Ernesto Jaime Constantin nunca había dejado salir el grito. El grito estaba ahí, latiendo, creciendo. De chiquito, era introvertido y observaba con envidiosa repulsión las largas tiradas de prescindibles ideas obsoletas, clamadas con aplomada seguridad, para al final no expresar nada ni suscitar en él un deseo de respuesta que impulse decir algo que valga la pena. Por lo tanto, solía quedarse callado mientras los demás soltaban verborragicamente sus banalidades. Pero, al mismo tiempo, el rencor crecía. Rencor por la envidia, la injusticia, esta maldita incapacidad de expresar más de dieciocho sílabas seguidas sin ser interrumpido por el incontrolable reflejo de verificar las reacciones de su breve auditorio, para luego dejar amablemente la palabra a cualquier impulso espontáneo de insulso comentario totalmente carente de interés.

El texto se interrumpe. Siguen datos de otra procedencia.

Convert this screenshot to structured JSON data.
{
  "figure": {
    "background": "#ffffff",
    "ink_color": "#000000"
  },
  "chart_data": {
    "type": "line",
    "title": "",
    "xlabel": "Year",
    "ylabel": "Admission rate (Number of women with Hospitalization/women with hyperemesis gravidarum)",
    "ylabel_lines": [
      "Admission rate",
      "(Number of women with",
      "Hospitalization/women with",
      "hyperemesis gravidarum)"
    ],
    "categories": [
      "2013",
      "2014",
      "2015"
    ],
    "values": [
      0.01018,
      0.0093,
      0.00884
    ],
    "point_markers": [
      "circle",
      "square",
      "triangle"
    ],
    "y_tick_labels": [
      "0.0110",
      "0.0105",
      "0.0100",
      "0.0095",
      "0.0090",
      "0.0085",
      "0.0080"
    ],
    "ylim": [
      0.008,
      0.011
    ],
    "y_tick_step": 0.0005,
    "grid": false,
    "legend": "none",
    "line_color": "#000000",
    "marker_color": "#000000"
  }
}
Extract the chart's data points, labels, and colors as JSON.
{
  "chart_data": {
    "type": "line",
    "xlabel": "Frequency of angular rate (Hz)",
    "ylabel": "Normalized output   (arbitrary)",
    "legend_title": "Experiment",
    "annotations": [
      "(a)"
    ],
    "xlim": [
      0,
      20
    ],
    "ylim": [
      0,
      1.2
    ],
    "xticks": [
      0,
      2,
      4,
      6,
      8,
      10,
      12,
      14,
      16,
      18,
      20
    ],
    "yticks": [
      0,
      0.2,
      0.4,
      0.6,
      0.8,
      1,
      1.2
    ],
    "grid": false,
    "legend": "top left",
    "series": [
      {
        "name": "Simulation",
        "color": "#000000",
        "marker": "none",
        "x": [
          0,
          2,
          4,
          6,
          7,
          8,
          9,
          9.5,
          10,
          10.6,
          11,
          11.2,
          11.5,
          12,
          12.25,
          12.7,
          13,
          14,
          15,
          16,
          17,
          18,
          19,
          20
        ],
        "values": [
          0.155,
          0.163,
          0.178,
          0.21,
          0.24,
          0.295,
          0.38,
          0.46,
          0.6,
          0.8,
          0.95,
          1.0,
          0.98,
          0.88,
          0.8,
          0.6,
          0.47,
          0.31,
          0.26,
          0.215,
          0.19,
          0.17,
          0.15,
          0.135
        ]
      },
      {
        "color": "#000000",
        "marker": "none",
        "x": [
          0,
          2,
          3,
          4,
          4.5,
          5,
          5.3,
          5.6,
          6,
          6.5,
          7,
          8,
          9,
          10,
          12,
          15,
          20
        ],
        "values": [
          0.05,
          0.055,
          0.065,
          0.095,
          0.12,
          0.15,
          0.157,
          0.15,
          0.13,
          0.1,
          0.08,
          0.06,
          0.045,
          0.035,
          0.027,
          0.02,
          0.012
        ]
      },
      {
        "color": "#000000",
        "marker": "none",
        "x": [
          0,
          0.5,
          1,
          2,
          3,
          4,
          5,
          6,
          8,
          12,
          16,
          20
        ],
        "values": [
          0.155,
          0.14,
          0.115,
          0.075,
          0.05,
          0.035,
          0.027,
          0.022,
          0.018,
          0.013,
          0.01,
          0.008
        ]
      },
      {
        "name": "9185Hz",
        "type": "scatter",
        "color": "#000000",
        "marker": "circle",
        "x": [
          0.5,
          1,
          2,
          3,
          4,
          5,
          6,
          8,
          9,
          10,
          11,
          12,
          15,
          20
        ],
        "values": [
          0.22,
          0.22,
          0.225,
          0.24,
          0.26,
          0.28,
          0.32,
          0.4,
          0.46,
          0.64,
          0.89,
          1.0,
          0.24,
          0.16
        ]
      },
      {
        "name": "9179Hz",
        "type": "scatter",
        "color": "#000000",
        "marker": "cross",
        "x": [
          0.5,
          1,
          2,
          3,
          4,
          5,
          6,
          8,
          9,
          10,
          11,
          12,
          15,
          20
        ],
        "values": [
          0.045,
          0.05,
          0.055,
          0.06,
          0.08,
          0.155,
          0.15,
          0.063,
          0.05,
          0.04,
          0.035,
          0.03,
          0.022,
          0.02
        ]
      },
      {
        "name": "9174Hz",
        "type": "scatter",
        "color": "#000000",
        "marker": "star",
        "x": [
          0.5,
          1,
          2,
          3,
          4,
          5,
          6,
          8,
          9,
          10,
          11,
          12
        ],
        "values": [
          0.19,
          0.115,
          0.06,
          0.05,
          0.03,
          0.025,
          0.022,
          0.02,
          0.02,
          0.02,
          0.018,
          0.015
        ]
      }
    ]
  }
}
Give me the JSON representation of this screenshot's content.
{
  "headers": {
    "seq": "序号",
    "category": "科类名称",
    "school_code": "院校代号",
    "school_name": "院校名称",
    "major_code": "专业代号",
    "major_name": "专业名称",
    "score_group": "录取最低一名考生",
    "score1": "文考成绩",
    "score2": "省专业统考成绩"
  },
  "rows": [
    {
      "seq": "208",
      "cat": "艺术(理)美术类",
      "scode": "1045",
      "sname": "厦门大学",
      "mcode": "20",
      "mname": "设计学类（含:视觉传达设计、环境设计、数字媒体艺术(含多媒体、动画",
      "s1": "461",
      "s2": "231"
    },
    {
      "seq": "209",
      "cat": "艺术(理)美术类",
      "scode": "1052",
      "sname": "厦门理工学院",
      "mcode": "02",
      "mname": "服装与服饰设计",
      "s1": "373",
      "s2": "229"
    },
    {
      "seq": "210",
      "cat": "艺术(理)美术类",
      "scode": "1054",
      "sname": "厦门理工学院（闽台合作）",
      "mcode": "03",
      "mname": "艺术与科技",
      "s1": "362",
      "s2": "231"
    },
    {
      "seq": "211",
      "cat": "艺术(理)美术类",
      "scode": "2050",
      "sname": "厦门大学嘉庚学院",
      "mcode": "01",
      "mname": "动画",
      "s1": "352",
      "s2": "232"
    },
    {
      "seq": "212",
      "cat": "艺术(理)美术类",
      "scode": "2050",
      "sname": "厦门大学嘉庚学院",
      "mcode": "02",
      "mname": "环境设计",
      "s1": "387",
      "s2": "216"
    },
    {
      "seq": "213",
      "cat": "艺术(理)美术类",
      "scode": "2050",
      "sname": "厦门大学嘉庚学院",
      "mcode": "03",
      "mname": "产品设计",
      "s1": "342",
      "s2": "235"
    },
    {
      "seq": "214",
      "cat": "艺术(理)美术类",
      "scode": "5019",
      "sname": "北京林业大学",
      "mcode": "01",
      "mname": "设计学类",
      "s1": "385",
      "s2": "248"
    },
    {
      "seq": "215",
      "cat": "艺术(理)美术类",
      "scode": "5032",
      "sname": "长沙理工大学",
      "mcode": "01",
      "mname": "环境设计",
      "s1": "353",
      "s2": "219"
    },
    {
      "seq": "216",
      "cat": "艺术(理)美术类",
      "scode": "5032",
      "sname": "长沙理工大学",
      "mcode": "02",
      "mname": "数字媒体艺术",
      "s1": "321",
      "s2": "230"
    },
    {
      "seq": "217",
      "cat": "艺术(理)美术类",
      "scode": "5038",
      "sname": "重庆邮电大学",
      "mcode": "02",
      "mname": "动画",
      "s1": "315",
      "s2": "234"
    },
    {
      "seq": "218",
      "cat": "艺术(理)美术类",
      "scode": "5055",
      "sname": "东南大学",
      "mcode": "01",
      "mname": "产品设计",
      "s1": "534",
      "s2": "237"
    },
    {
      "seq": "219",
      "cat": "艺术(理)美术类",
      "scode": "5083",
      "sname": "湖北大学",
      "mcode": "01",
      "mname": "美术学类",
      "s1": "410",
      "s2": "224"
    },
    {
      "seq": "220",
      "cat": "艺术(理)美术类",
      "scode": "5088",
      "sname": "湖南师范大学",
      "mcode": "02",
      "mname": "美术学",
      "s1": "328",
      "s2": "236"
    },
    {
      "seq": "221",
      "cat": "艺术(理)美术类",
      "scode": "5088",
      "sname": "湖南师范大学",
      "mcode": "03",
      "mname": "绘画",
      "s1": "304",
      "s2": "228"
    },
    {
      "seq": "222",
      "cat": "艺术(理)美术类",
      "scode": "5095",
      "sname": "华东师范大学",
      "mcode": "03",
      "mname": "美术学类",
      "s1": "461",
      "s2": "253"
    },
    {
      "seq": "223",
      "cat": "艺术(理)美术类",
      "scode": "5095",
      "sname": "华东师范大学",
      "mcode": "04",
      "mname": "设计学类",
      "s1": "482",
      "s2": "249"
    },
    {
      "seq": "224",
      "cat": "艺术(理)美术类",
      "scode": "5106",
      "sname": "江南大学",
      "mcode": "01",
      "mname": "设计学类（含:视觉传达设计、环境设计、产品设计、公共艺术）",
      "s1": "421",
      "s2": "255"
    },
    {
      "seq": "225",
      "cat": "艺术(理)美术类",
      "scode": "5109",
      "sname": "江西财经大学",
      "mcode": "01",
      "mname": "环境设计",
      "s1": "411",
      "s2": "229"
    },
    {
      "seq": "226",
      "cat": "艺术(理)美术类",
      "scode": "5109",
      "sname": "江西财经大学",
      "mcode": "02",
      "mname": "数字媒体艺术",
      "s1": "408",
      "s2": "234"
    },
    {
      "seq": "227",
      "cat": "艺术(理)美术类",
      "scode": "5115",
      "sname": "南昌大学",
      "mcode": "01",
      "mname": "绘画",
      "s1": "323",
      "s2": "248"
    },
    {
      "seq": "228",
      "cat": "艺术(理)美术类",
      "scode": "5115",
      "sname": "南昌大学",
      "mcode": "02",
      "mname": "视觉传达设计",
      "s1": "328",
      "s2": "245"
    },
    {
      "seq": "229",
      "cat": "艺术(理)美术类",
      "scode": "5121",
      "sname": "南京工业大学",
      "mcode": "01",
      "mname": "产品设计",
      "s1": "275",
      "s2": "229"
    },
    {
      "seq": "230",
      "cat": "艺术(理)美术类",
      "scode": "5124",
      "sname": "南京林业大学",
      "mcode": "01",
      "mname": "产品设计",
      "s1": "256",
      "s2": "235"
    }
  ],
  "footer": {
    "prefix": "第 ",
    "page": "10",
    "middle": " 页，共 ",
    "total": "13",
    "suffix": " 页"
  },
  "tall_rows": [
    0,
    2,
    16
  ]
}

“Estoy harto!” soltó por fin, durante una calurosa tarde de diciembre, en su oficina, frente a los otros contadores que habían acudido para pedir – más o menos disimuladamente – su ayuda para el cierre del año. A veces, parecía que sólo él disponía de un elemento psíquico que se llamaba claridad mental y que los demás mortales se le acercaban ineluctablemente como buitres para arrebatársela.
Frente al inesperado grito, quedaron todos congelados, desconcertados. Hasta Milena, la única compañera que apreciaba, más por sus curvas que por su intelecto (pero nunca lo admitiría), le observaba con espanto.
Quisiera haber generado una muestra de autoridad, pensó durante una fracción de segundo. Pero sintió, por lo contrario, que le miraban como un tipo raro. Una sensación demasiado conocida, de la cual no sabía cómo despegarse.
Antes de que alguien dijera el famoso refrán falsamente condescendiente “Estas bien, Jaime?”, tenía muy poco tiempo para decidirse entre tres opciones:
- Seguir gritando verdades hirientes y dejar en su lugar de una vez por todas a todos los inútiles que le rodeaban, rompiendo vínculos establecidos en meses de cordiales relaciones laborales.
- Intentar explicar con redondeados argumentos que le estaban pidiendo demasiado y que sus expectativas en cuanto a su rendimiento era excesivo, a pesar de su constante voluntad de buscar la excelencia, etc, etc…
- Simplemente esperar la pregunta retórica y responderle como si fuera importante, poner un parche de falsa amistad sobre la incómoda situación y seguir adelante después de un break de quince minutos, que aprovecharía para escuchar la voz de Milena expresándole su sincera preocupación, tomar un café e impulso para seguir la alegre farsa de cada día.
De su elección dependía el resto de su existencia, ya que se le ofrecía la oportunidad de romper esquemas anclados en él desde la primera infancia. Entonces se convenció, automáticamente, lógicamente, que debía dar el paso hacia la libertad de expresión y decir lo que tenía guardado desde hacía demasiado tiempo. Alegre y confiado, se disponía a abrir la boca cuando una vertiginosa angustia le aprisionó los músculos de la tráquea, bloqueando el paso del aire a sus pulmones, llenando su visión de una extraña oscuridad. Se desmayó.